His French and Italian immigrant parents, Carlo Ferling and Clemence Mendes-Monsanto met at Brooklyn’s Coney Island. His father, an auctioneer from Northern Italy, changed his name from Ferlinghetti to the less ethnic-sounding Ferling on his arrival in America. He died seven months before Ferlinghetti was born. Soon after, Ferlinghetti’s mother entered a state hospital, leaving her five sons in the care of family. Ferlinghetti’s great aunt took him to Strasbourg, France to live for five years. He learned to speak French before he could speak English. When she returned with him to New York, her marital problems forced her to place Ferlinghetti in the care of a wealthy couple, who raised him in Bronxville, New York. There he took printing press courses, delivered newspapers, and played basketball. He was both boy scout and rebel. In his poem Autobiography he wrote of these years:
I got caught stealing pencils
from the Five and Ten Cent Store
the same month I made Eagle Scout. (Coney, 60)

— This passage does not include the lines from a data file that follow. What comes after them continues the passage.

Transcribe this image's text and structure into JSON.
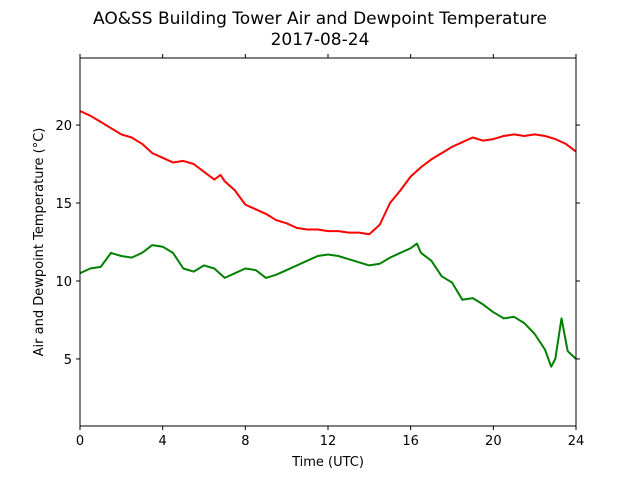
{
  "chart_data": {
    "type": "line",
    "title": "AO&SS Building Tower Air and Dewpoint Temperature",
    "subtitle": "2017-08-24",
    "xlabel": "Time (UTC)",
    "ylabel": "Air and Dewpoint Temperature (°C)",
    "xlim": [
      0,
      24
    ],
    "ylim": [
      0.7,
      24.3
    ],
    "x_ticks": [
      0,
      4,
      8,
      12,
      16,
      20,
      24
    ],
    "y_ticks": [
      5,
      10,
      15,
      20
    ],
    "grid": false,
    "series": [
      {
        "color": "#ff0000",
        "x": [
          0,
          0.5,
          1,
          1.5,
          2,
          2.5,
          3,
          3.5,
          4,
          4.5,
          5,
          5.5,
          6,
          6.5,
          6.8,
          7,
          7.5,
          8,
          8.5,
          9,
          9.5,
          10,
          10.5,
          11,
          11.5,
          12,
          12.5,
          13,
          13.5,
          14,
          14.5,
          15,
          15.5,
          16,
          16.5,
          17,
          17.5,
          18,
          18.5,
          19,
          19.5,
          20,
          20.5,
          21,
          21.5,
          22,
          22.5,
          23,
          23.5,
          24
        ],
        "y": [
          20.9,
          20.6,
          20.2,
          19.8,
          19.4,
          19.2,
          18.8,
          18.2,
          17.9,
          17.6,
          17.7,
          17.5,
          17.0,
          16.5,
          16.8,
          16.4,
          15.8,
          14.9,
          14.6,
          14.3,
          13.9,
          13.7,
          13.4,
          13.3,
          13.3,
          13.2,
          13.2,
          13.1,
          13.1,
          13.0,
          13.6,
          15.0,
          15.8,
          16.7,
          17.3,
          17.8,
          18.2,
          18.6,
          18.9,
          19.2,
          19.0,
          19.1,
          19.3,
          19.4,
          19.3,
          19.4,
          19.3,
          19.1,
          18.8,
          18.3
        ]
      },
      {
        "color": "#008000",
        "x": [
          0,
          0.5,
          1,
          1.5,
          2,
          2.5,
          3,
          3.5,
          4,
          4.5,
          5,
          5.5,
          6,
          6.5,
          7,
          7.5,
          8,
          8.5,
          9,
          9.5,
          10,
          10.5,
          11,
          11.5,
          12,
          12.5,
          13,
          13.5,
          14,
          14.5,
          15,
          15.5,
          16,
          16.3,
          16.5,
          17,
          17.5,
          18,
          18.5,
          19,
          19.5,
          20,
          20.5,
          21,
          21.5,
          22,
          22.5,
          22.8,
          23,
          23.3,
          23.6,
          24
        ],
        "y": [
          10.5,
          10.8,
          10.9,
          11.8,
          11.6,
          11.5,
          11.8,
          12.3,
          12.2,
          11.8,
          10.8,
          10.6,
          11.0,
          10.8,
          10.2,
          10.5,
          10.8,
          10.7,
          10.2,
          10.4,
          10.7,
          11.0,
          11.3,
          11.6,
          11.7,
          11.6,
          11.4,
          11.2,
          11.0,
          11.1,
          11.5,
          11.8,
          12.1,
          12.4,
          11.8,
          11.3,
          10.3,
          9.9,
          8.8,
          8.9,
          8.5,
          8.0,
          7.6,
          7.7,
          7.3,
          6.6,
          5.6,
          4.5,
          5.0,
          7.6,
          5.5,
          5.0
        ]
      }
    ]
  }
}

While hitchhiking and riding the rails through Mexico one summer with friends, he discovered the populist writers Carl Sandburg, Edgar Lee Masters, and Vachel Lindsay. After a four-year tour in the navy, Ferlinghetti settled in NYC, where he pursued a masters at Columbia and circulated among the intellectuals of Greenwich Village. In 1947, he moved to Paris to complete his doctoral degree at the Sorbonne and later married Selden Kirby-Smith, aka “Kirby,” a Swarthmore graduate he met on a boat ride from New York to Paris. Together, they moved to San Francisco, where he taught French, wrote art criticism and kept a painting studio. Friendships with Kenneth Rexroth (a focal figure for West Coast poets and activists) and Peter Martin (of City Lights magazine) spurred the development of his own writing. Listening to community radio KPFA spurred his social conscience.
Since 1957, City Lights Books has published work by Allen Ginsberg, Jack Kerouac, Frank O’Hara, Diane DiPrima, William Burroughs, William Carlos Williams, Paul Bowles, Timothy Leary, Charles Bukowski, Philip Lamantia, and Jack Hirschman, among others. More recently City Lights published Mattilda Bernstein Sycamore’s memoir, The End of San Francisco, which won a 2013 Lambda Literary Award. Today City Lights has nearly 200 books in print.
In 2003, Ferlinghetti was made a member of the American Academy of Arts and Letters. In 2005, he received a lifetime achievement award from the National Book Foundation. Although “Coney Island of the Mind” is Ferlinghetti’s most enduring work, he published novels, plays, travel journals and other writing. In 2017, he published new poetry in the anthology “Ferlinghetti’s Greatest Poems.” In 2019, Doubleday published Ferlinghetti’s “Little Boy,” a book he’d been working on for two decades. Its publication coincided with Ferlinghetti’s 100th birthday. Though he stayed home that day, the streets outside City Lights filled to celebrate him, with poets like Robert Hass, Guillermo Gómez-Peña, and Ishmael Reed reading aloud from his work.
City Lights Bookstore still feels like a holy place, and is a necessary stop whenever I return to the city. One of the greatest days of my life was launching Fairyland, a memoir of my father, at the bookstore in 2013. The upstairs poetry room where I read was at capacity. It was mid-June and hot. The stairwell leading up to the room crowded with people sitting on the steps or leaning against the wall. The reading felt like a homecoming. Even elder Beats like Jack Hirschman attended. City Lights was thick with Ferlinghetti’s beatific energy that night. Let that spirit continue to reign over North Beach and San Francisco and the lives of so many poets who are being born every day.